"What little there is, is entirely a genuine article."
CHAPTER XXXII A PAINFUL DUTY
It is all very fine for those fine people who can carry on like that. My sister Grace gave ten thoughts to every pound of her own butter, for one she could spare to every thousand pounds of Stoneman's money. A great weight of cash hung against him at first, in the scales of honest affection; but goodness, and kindness, and manly conduct, and bashfulness—thriving rather shyly in "the House" perhaps, but sprouting more freely in our fine air—had gone down plump against the adverse weight of a metal which we seldom find too heavy. Yet people should keep their felicity quiet; even as a cat (whose name may be akin to it) should purr before the fire, instead of squealing on the chimney-pot.
But Jackson went aloft, and began to look down upon me, to whom he owed everything, as he surely must have known. He chaffed me about my Oriental Princess, a subject not only too lofty for him, but exceedingly painful to me just now. For I felt myself out in the cold, as it were; and with all due allowance for exalted spirits, there is such a thing as good taste; and there is, or ought to be, such a thing as sympathy. And the deeper a man is down in the hole of love, the more should the fellow at the top desire, and strive (without hooking him in the back) to wind him up to bank again. However, I never let them hear a groan, but endeavoured to content myself by meditating on the comparative grandeur of my own position.
Grace was all pity, and flutter, and excitement, and very tender interest about my state of mind, and laid down the law, like the Lord Chief-Justice in some very complicated Liquidation-suit. But when I said to her point-blank, "Very well; as you have it all so clear, let me drive you in mother's pony-trap; and then you will make it all right for me with Sûr Imar, and with Dariel," to my great disgust her answer was, "I am quite ready, George—if dear Jack thinks it proper."

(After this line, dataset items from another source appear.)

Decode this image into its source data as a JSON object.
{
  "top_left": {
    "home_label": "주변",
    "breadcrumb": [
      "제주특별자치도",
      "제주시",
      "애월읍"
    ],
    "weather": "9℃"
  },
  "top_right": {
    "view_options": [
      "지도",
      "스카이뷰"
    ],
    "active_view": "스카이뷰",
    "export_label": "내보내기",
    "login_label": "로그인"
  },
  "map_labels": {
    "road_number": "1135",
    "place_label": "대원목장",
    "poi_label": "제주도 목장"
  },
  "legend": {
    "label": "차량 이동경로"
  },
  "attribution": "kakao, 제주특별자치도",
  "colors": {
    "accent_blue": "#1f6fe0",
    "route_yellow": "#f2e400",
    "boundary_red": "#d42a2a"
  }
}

"Dear Jack, indeed!" I replied with undisguised contempt, for Stoneman had persuaded her to drop the "son"; or perhaps she had made him his own father. At any rate, they had found out between them that "Jack" was of higher rank among the novelists than his offspring had as yet attained. However that might be, he was her Jack-of-all trades now; and I, who once did everything, must be proud of second fiddle.